De belles lectures, en particulier deux:
- Etat d'urgence, de Michael Crichton, pour relativiser certaines craintes d'aujourd'hui, et aider à lutter conte la pensée unique.
- Le cercle littéraire des amateurs d'épluchures de patates, de Mary Ann Shaffer et Annie Barrows (recommandé par ma conseillère lecture préférée, bien avant que ce livre ne soit au top des classements des ventes), pour le plaisir de lire quelque chose de beau et simple, de simplement beau, rien que du bonheur, et le bonheur, ça fait du bien.
Quelques bouteilles aussi, quand même, avec une affection particulière pour Magdelaine 98, Tertre Roteboeuf 98, Pavie 90, La Turque 98 (et oui, tant pis pour le Cabernet Sauvignon, je me rattraperai, c'est promis).
Les vacances c'est également l'occasion de faire le plein de famille, le plein d'amour et de tendresse.

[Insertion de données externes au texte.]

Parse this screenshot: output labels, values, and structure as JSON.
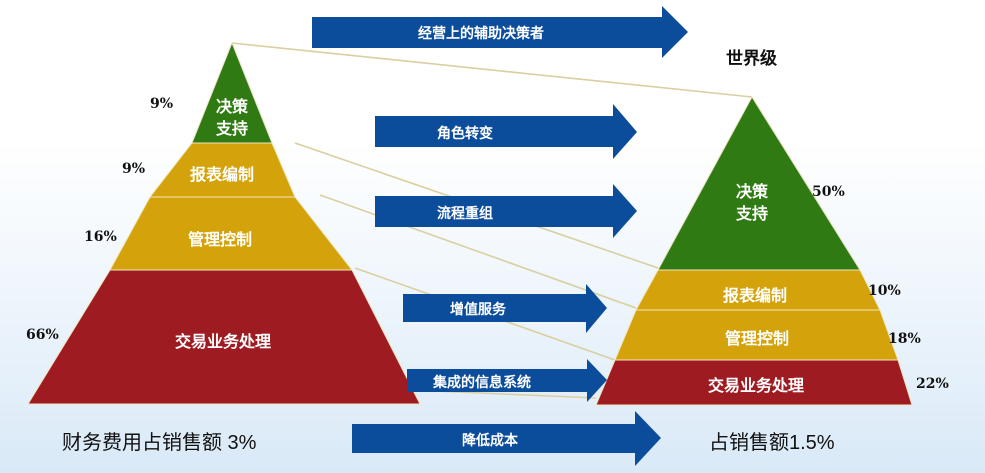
{
  "colors": {
    "green": "#2f7a12",
    "gold": "#d4a20a",
    "red": "#9e1b22",
    "arrow": "#0c4d9b"
  },
  "arrows": {
    "decision_helper": "经营上的辅助决策者",
    "role_change": "角色转变",
    "process_reengineering": "流程重组",
    "value_added": "增值服务",
    "integrated_info": "集成的信息系统",
    "cost_reduction": "降低成本"
  },
  "world_class": "世界级",
  "left_pyramid": {
    "levels": [
      {
        "label_line1": "决策",
        "label_line2": "支持",
        "percent": "9%"
      },
      {
        "label": "报表编制",
        "percent": "9%"
      },
      {
        "label": "管理控制",
        "percent": "16%"
      },
      {
        "label": "交易业务处理",
        "percent": "66%"
      }
    ],
    "caption": "财务费用占销售额 3%"
  },
  "right_pyramid": {
    "levels": [
      {
        "label_line1": "决策",
        "label_line2": "支持",
        "percent": "50%"
      },
      {
        "label": "报表编制",
        "percent": "10%"
      },
      {
        "label": "管理控制",
        "percent": "18%"
      },
      {
        "label": "交易业务处理",
        "percent": "22%"
      }
    ],
    "caption": "占销售额1.5%"
  }
}
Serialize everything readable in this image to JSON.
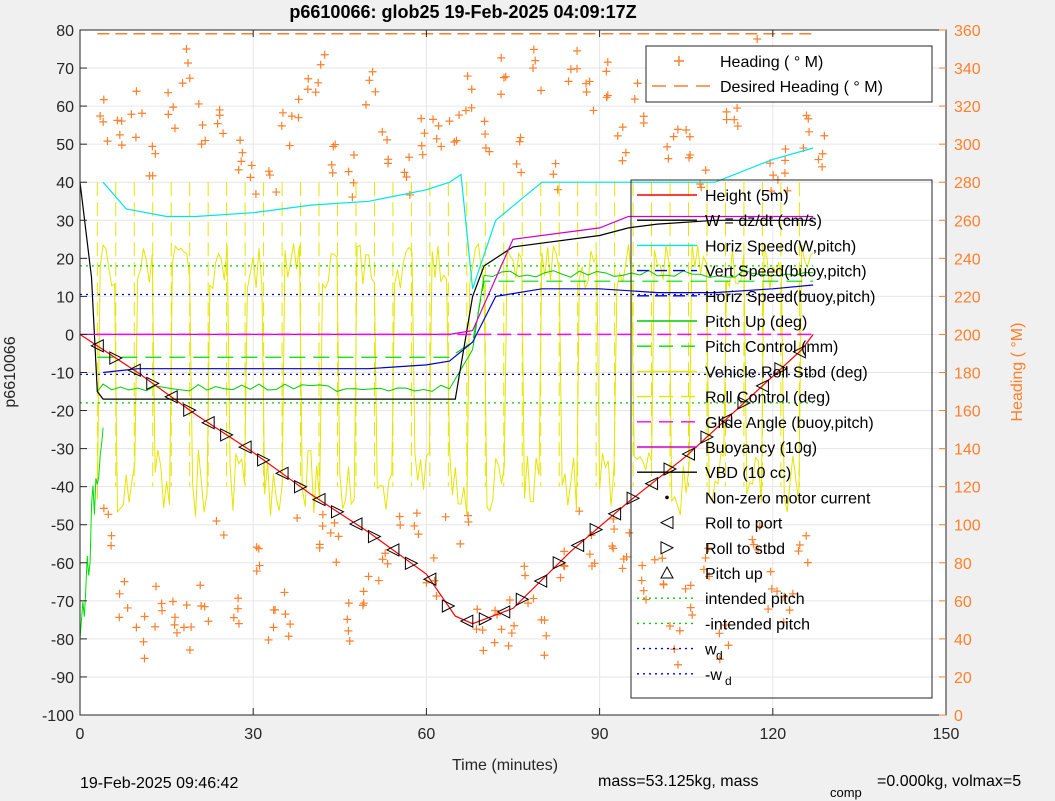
{
  "chart_data": {
    "type": "line",
    "title": "p6610066: glob25 19-Feb-2025 04:09:17Z",
    "xlabel": "Time (minutes)",
    "ylabel": "p6610066",
    "ylabel_right": "Heading (  °M)",
    "xlim": [
      0,
      150
    ],
    "ylim": [
      -100,
      80
    ],
    "ylim_right": [
      0,
      360
    ],
    "x_ticks": [
      "0",
      "30",
      "60",
      "90",
      "120",
      "150"
    ],
    "y_ticks": [
      "-100",
      "-90",
      "-80",
      "-70",
      "-60",
      "-50",
      "-40",
      "-30",
      "-20",
      "-10",
      "0",
      "10",
      "20",
      "30",
      "40",
      "50",
      "60",
      "70",
      "80"
    ],
    "y_ticks_right": [
      "0",
      "20",
      "40",
      "60",
      "80",
      "100",
      "120",
      "140",
      "160",
      "180",
      "200",
      "220",
      "240",
      "260",
      "280",
      "300",
      "320",
      "340",
      "360"
    ],
    "grid": true,
    "heading_legend": [
      {
        "label": "Heading (   ° M)",
        "color": "#ff7f2a"
      },
      {
        "label": "Desired Heading (     ° M)",
        "color": "#ff7f2a"
      }
    ],
    "legend": [
      {
        "label": "Height (5m)",
        "color": "#ff0000"
      },
      {
        "label": "W = dz/dt (cm/s)",
        "color": "#000000"
      },
      {
        "label": "Horiz Speed(W,pitch)",
        "color": "#00e5e5"
      },
      {
        "label": "Vert Speed(buoy,pitch)",
        "color": "#0000cc"
      },
      {
        "label": "Horiz Speed(buoy,pitch)",
        "color": "#0000ff"
      },
      {
        "label": "Pitch Up (deg)",
        "color": "#00cc00"
      },
      {
        "label": "Pitch Control (mm)",
        "color": "#00dd00"
      },
      {
        "label": "Vehicle Roll Stbd (deg)",
        "color": "#e5e500"
      },
      {
        "label": "Roll Control (deg)",
        "color": "#e5e500"
      },
      {
        "label": "Glide Angle (buoy,pitch)",
        "color": "#ff00ff"
      },
      {
        "label": "Buoyancy (10g)",
        "color": "#cc00cc"
      },
      {
        "label": "VBD (10 cc)",
        "color": "#000000"
      },
      {
        "label": "Non-zero motor current",
        "color": "#000000"
      },
      {
        "label": "Roll to port",
        "color": "#000000"
      },
      {
        "label": "Roll to stbd",
        "color": "#000000"
      },
      {
        "label": "Pitch up",
        "color": "#000000"
      },
      {
        "label": "intended pitch",
        "color": "#00cc00"
      },
      {
        "label": "-intended pitch",
        "color": "#00cc00"
      },
      {
        "label": "w",
        "sub": "d",
        "color": "#0000cc"
      },
      {
        "label": "-w",
        "sub": "d",
        "color": "#0000cc"
      }
    ],
    "series": [
      {
        "name": "Height (5m)",
        "x": [
          0,
          3,
          10,
          20,
          30,
          40,
          50,
          60,
          65,
          68,
          75,
          85,
          95,
          105,
          115,
          125,
          127
        ],
        "y": [
          0,
          -3,
          -10,
          -21,
          -31,
          -42,
          -52,
          -63,
          -74,
          -76,
          -72,
          -57,
          -44,
          -32,
          -18,
          -4,
          0
        ]
      },
      {
        "name": "VBD (10 cc)",
        "x": [
          0,
          2,
          3,
          4,
          65,
          68,
          70,
          75,
          90,
          95,
          100,
          110,
          127
        ],
        "y": [
          40,
          15,
          -15,
          -17,
          -17,
          10,
          18,
          23,
          26,
          28,
          29,
          30,
          30
        ]
      },
      {
        "name": "Buoyancy (10g)",
        "x": [
          0,
          2,
          3,
          64,
          68,
          75,
          90,
          95,
          110,
          127
        ],
        "y": [
          0,
          0,
          0,
          0,
          1,
          25,
          28,
          31,
          31,
          31
        ]
      },
      {
        "name": "Horiz Speed(W,pitch)",
        "x": [
          4,
          8,
          15,
          20,
          30,
          40,
          50,
          60,
          64,
          66,
          68,
          72,
          80,
          90,
          100,
          110,
          120,
          127
        ],
        "y": [
          40,
          33,
          31,
          31,
          32,
          34,
          35,
          38,
          40,
          42,
          12,
          30,
          40,
          40,
          40,
          40,
          46,
          49
        ]
      },
      {
        "name": "Vert Speed(buoy,pitch)",
        "x": [
          4,
          10,
          20,
          30,
          40,
          50,
          60,
          64,
          68,
          72,
          80,
          90,
          100,
          110,
          120,
          127
        ],
        "y": [
          -10,
          -9,
          -9,
          -9,
          -9,
          -9,
          -8,
          -7,
          -2,
          10,
          12,
          12,
          11,
          11,
          12,
          13
        ]
      },
      {
        "name": "Glide Angle (buoy,pitch)",
        "x": [
          3,
          127
        ],
        "y": [
          0,
          0
        ]
      },
      {
        "name": "intended pitch",
        "x": [
          0,
          127
        ],
        "y": [
          18,
          18
        ]
      },
      {
        "name": "-intended pitch",
        "x": [
          0,
          127
        ],
        "y": [
          -18,
          -18
        ]
      },
      {
        "name": "w_d",
        "x": [
          0,
          127
        ],
        "y": [
          10.5,
          10.5
        ]
      },
      {
        "name": "-w_d",
        "x": [
          0,
          127
        ],
        "y": [
          -10.5,
          -10.5
        ]
      }
    ]
  },
  "footer": {
    "timestamp": "19-Feb-2025 09:46:42",
    "mass": "mass=53.125kg, mass",
    "comp_sub": "comp",
    "volmax": "=0.000kg, volmax=5"
  }
}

C'est aussi le temps des retrouvailles d'amis pas vus depuis longtemps, et que l'on revoit "comme si c'était hier" (ça, c'est la vraie amitié). Et puis c'est le temps des rencontres, de gens avec qui on se sent proches dès le début et que l'on regrette de ne pas avoir connus plus tôt, de personnalités que l'on écouterait relater leurs expériences des heures entières.
J'ai toujours dit que je puisais mon énergie chez les autres, que les gens autour de moi étaient mon moteur. Aujourd'hui plus que jamais. Alors à vous tous qui me lisez, MERCI. Rouge Blanc Bulles continue.